La réponse de Leica repose avant tout sur un capteur d’un format 30×45 mm, 60% plus grand que le traditionnel 24×36 mm. De ce choix découle ensuite la taille du boitier est des objectifs. Le capteur étant plus grand, il est nécessaire d’offrir des objectifs ayant un cercle d’image plus grand, et par conséquent une monture avec un diamètre plus large. Si il est tentant de choisir un très grand capteur, il faut garder à l’esprit que l’encombrement et le poids vont s’en ressentir. Leica a su rester raisonnable sur la taille du capteur. 30×45, c’est sensiblement plus grand que 24×36 pour offrir un gain en qualité, mais cela permet de proposer un boitier aux dimensions raisonnables.

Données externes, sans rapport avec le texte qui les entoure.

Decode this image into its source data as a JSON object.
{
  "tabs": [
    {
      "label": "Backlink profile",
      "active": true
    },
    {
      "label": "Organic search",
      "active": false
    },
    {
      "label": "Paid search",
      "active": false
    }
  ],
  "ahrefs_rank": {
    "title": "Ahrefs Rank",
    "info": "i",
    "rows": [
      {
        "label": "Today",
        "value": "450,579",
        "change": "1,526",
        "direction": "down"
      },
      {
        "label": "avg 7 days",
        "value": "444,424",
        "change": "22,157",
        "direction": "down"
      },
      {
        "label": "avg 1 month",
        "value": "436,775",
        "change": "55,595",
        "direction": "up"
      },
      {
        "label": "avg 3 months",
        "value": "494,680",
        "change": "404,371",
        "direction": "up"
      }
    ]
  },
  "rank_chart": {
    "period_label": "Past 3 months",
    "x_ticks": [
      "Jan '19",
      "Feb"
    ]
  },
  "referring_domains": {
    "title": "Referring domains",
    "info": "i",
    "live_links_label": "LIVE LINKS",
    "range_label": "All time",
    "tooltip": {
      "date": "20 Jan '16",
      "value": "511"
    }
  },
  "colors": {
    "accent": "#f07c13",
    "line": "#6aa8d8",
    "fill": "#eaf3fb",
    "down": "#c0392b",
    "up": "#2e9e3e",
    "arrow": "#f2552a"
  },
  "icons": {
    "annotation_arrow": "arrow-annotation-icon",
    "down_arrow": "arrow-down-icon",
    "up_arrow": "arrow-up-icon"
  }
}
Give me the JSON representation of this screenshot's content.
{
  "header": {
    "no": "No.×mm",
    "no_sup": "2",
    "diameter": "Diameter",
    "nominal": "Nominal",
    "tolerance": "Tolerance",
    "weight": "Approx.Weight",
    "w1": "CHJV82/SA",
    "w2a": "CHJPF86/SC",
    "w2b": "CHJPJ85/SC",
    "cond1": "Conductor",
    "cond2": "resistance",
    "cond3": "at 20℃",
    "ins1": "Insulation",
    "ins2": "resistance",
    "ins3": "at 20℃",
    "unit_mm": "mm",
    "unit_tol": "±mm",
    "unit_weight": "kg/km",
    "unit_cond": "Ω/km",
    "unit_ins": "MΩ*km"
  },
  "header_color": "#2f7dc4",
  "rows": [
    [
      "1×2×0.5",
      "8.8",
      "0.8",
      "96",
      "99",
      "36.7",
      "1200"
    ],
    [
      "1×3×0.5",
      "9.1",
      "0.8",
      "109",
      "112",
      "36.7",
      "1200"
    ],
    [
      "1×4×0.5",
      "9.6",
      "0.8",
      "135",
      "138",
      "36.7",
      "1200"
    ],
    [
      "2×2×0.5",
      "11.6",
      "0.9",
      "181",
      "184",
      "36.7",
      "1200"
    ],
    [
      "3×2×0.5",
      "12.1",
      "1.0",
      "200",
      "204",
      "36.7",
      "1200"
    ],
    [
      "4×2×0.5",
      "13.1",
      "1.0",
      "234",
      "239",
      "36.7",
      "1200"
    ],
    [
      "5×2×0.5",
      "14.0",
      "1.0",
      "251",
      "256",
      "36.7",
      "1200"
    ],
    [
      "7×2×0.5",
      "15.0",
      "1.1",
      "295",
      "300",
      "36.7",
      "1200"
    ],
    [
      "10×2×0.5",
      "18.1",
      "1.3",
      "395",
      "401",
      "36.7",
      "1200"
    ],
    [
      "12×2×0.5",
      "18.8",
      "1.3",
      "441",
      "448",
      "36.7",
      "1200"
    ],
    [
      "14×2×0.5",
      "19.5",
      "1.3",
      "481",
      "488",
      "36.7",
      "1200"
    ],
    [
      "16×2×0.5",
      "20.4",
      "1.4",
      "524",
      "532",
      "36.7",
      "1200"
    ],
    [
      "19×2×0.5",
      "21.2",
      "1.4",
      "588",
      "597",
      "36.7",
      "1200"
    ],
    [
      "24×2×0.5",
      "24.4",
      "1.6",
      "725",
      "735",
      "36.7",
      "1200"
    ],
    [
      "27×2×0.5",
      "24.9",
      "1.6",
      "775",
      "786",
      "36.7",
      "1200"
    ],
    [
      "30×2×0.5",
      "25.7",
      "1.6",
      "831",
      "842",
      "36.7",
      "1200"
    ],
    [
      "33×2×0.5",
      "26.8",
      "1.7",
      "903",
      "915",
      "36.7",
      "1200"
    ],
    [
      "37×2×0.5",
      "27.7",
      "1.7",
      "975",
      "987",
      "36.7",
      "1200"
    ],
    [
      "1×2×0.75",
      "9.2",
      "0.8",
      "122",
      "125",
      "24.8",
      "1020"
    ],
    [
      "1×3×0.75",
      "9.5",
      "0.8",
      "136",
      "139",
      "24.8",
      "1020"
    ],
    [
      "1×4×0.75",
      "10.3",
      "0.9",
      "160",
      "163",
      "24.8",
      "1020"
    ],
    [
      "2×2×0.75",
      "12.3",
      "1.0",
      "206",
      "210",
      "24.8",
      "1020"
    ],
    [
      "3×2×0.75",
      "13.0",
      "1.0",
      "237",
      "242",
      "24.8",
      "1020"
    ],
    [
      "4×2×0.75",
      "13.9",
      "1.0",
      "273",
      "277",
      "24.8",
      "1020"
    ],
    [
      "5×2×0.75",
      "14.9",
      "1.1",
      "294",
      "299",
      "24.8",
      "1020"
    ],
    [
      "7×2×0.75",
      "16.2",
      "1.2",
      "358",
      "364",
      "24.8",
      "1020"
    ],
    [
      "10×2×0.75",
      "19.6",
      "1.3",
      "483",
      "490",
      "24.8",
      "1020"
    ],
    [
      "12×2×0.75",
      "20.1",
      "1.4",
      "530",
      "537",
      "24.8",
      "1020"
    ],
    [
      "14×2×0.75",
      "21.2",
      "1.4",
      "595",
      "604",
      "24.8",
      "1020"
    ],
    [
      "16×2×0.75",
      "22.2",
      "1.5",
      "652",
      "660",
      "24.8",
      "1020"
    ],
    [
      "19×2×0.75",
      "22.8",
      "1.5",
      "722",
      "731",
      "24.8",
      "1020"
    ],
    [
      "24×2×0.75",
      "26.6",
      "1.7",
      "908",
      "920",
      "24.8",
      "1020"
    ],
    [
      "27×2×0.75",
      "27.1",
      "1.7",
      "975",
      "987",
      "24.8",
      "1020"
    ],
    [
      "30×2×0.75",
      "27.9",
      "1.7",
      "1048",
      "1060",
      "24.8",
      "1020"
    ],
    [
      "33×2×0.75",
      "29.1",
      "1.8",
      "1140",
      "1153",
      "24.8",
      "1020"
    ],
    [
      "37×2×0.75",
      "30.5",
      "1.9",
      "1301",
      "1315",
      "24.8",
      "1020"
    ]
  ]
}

La taille du capteur n’est pas la seule innovation apportée par Leica :

  • Capteur de 37,5 Megapixels.
  • Obturateur à lamelle dans le boitier et central dans certains objectifs pour atteindre une synchro flash au 1/600ème de seconde (sur ce point, Leica dépasse tous les réflex du marché).
  • Tropicalisation complète du boitier et des objectifs.
  • Un écran OLED pour le rappel des principaux réglages.
Et naturellement, Leica introduit un ensemble de 9 objectifs pour accompagner ce nouveau boitier.
Leica S2

Leica S2

À la lecture de ces spécifications, on ne peut pas refreiner l’envie de mettre son oeil derrière un si grand oeilleton. La taille de l’image associée à la qualité Leica devrait donner un confort de visée inégalé pour un réflex.

Partenariats

Leica ne dispose pas de toutes les compétences requises pour construire un tel boitier. Plutôt que d’essayer de les acquérir, et risquer de sortir des produits incomplets, Leica s’est entouré d’industriels réputés pour lui fournir les éléments manquants :

  • Fujitsu lui fournit le processeur, nommé Maestro.
  • Kodak fournit le capteur.
  • Phase One fournit le logiciel (Capture One Pro 4.0 probablement).

Pour qui ?

Naturellement, un tel boitier n’est pas à la portée de toutes les bourses et ne conviendra pas à toutes les utilisations. On peut cependant imaginer que les catégories de photographes suivantes y trouveront leur bonheur :

  • Photographes de mode.
  • Photographes de paysages.
  • Photographes de mariage.
La réussite du pari de Leica dépendra en grande partie de l’adhésion de ces photographes à ce nouveau système.

Tarif

Ceux qui sont intéressés par un tel appareil risquent d’être un peu refroidis par ce qui va suivre. Certes Leica n’a pas encore parlé prix pour cette nouvelle gamme, mais connaissant Leica et après avoir lu la fiche technique de l’engin, il faut s’attendre à au moins 15 000 € pour le boitier nu, et de 3000 € minimum pour chaque optique. La qualité Leica a toujours eu un prix, et là, on est clairement je pense dans la cour du moyen format, et donc avec les prix qui vont avec.

Et le S1…

Au fait, pour ceux qui se demanderaient pourquoi ce premier boitier s’appelle S2 et non pas S1 comme c’est la coutume chez Leica, la réponse est simple : il existe déjà un Leica S1, sorte de prototype de scanner monté devant un objectif (barrette CCD qui se déplace pour scanner toute la surface de l’image).